Mark Lewis was born January 26, 1958 in Tacoma, Washington, and grew up outside nearby Gig Harbor. Profoundly visually impaired, he made sense of the world through music—especially the jazz records in his parents’ sizable collection. At the age of nine he began playing music himself, starting on his grandfather’s C melody saxophone and switching to his uncle’s old alto a year later. 

Starting his first band while still in middle school, Lewis was leading several by the time he finished high school (in addition to playing in the school’s stage and concert band and performing music for school plays).

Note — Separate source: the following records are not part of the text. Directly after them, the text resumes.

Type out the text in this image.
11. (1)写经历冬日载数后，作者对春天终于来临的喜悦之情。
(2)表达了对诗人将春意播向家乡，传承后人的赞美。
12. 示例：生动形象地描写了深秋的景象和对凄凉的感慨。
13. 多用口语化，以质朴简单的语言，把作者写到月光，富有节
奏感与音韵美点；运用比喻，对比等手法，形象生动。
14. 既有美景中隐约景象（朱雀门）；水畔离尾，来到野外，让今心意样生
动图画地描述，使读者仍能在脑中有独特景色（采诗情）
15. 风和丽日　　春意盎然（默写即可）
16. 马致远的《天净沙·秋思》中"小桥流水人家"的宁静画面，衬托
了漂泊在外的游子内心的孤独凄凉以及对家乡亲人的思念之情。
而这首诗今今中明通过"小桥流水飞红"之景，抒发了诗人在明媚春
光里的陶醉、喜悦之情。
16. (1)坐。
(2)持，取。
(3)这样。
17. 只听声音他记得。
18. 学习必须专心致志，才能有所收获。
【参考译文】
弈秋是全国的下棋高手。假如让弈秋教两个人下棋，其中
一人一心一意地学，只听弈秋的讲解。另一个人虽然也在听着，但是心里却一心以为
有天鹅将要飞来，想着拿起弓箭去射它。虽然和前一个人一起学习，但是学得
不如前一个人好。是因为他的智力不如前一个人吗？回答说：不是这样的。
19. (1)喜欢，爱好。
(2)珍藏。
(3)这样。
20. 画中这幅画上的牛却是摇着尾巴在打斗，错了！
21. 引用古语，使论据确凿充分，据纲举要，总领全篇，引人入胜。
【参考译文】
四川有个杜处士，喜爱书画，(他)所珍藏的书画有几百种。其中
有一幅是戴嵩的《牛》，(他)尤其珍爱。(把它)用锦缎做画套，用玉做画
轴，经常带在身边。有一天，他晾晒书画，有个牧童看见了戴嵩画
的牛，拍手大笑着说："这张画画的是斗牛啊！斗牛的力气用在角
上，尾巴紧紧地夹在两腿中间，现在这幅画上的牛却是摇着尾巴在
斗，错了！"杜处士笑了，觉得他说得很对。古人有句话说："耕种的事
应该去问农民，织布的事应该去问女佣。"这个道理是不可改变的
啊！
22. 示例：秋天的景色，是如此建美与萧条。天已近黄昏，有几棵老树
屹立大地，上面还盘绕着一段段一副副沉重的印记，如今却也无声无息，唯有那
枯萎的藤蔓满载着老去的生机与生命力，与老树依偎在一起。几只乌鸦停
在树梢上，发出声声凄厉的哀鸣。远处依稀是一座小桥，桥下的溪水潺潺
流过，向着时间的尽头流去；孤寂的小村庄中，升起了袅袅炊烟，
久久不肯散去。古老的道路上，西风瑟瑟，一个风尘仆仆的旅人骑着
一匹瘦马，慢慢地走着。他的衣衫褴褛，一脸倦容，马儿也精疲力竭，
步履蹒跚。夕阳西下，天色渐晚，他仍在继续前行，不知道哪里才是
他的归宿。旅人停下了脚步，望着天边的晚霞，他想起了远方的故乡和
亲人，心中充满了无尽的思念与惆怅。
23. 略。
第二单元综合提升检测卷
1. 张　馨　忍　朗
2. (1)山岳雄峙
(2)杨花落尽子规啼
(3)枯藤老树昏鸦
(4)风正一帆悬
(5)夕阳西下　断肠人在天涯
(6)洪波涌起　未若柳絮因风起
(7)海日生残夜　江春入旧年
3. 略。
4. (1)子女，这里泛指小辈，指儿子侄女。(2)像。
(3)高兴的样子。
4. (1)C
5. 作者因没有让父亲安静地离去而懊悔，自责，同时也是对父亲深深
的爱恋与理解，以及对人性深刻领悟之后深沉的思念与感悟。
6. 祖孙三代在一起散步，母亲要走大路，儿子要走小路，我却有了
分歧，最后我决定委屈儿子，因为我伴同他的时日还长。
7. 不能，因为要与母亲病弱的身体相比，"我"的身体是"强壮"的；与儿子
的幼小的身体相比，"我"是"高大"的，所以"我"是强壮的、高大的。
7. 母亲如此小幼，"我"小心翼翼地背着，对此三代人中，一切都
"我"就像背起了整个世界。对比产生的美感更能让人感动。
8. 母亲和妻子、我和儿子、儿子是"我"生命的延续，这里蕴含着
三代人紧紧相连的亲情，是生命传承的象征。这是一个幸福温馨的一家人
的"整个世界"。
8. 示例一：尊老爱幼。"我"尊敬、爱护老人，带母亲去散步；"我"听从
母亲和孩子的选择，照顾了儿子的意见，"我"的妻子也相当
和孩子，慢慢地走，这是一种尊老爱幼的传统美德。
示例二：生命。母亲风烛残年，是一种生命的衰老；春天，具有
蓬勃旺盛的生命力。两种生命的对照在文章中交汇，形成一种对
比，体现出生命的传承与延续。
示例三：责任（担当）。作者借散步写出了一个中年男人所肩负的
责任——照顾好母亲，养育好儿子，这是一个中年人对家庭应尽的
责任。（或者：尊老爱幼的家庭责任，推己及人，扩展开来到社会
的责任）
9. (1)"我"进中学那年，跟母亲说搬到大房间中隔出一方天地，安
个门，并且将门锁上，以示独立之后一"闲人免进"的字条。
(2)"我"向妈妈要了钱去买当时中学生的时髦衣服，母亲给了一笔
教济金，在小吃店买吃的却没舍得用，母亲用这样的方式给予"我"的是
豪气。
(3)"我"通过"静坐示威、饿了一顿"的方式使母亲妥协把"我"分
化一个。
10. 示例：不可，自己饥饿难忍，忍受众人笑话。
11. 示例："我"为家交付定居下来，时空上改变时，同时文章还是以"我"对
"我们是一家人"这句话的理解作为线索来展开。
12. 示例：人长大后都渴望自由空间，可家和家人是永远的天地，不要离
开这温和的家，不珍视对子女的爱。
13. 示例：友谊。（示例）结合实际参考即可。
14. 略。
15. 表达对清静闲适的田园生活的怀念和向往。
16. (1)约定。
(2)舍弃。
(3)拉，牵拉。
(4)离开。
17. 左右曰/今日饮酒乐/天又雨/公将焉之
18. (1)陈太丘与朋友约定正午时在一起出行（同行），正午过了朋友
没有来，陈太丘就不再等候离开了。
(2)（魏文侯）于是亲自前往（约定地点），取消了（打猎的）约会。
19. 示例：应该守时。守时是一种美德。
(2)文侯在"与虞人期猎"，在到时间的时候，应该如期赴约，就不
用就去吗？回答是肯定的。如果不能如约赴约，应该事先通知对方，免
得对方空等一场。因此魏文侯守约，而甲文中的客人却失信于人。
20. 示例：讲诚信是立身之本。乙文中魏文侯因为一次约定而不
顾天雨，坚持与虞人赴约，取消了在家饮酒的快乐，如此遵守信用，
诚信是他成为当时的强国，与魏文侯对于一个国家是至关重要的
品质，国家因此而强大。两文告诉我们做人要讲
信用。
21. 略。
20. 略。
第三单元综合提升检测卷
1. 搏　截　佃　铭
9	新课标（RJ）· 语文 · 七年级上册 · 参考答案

He studied composition, flute, piano, and electronic music at Western Washington University and at Seattle’s Cornish Institute of Allied Arts. 

Even big-city Seattle could not keep him, however, and in 1978, at 20 years old, Lewis flew to Europe. He made a home in Rotterdam, the Netherlands, where he made himself a force on the local, national, and international jazz scene. He led three working bands—an organ trio, a world-jazz quintet, and the progressive quartet heard on Naked Animals—as well as creating a highly regarded record label, Audio Daddio, with Lewis himself as the house producer. 

At the same time, Lewis made frequent trips back to the United States, continuing to work in Seattle and also establishing himself firmly on the Bay Area jazz scene, where he settled after returning to North America for good in the mid-1990s. He worked with the likes of Randy Brecker, Donald Bailey, Ted Gioia, Mark Levine, Bobby Hutcherson, and Larry Grenadier before returning to Washington to be closer to his family. 

Lewis is a dizzyingly prolific musician, with more than 30 albums and an astounding 1,700 plus compositions to his name. His most recent document of his work, 2017’s The New York Session, was an acclaimed album featuring the all-star rhythm section of pianist George Cables, bassist Essiet Essiet, and Victor Lewis. Naked Animals, however, is an important (and heretofore dormant) installment in Lewis’s career, showing that he has long been able to hold his own with artists of such high caliber. It is a testament to what he is able to achieve when surrounded by “great musicians who loved the music. It’s not always easy to find musicians who really dedicate themselves to your music.”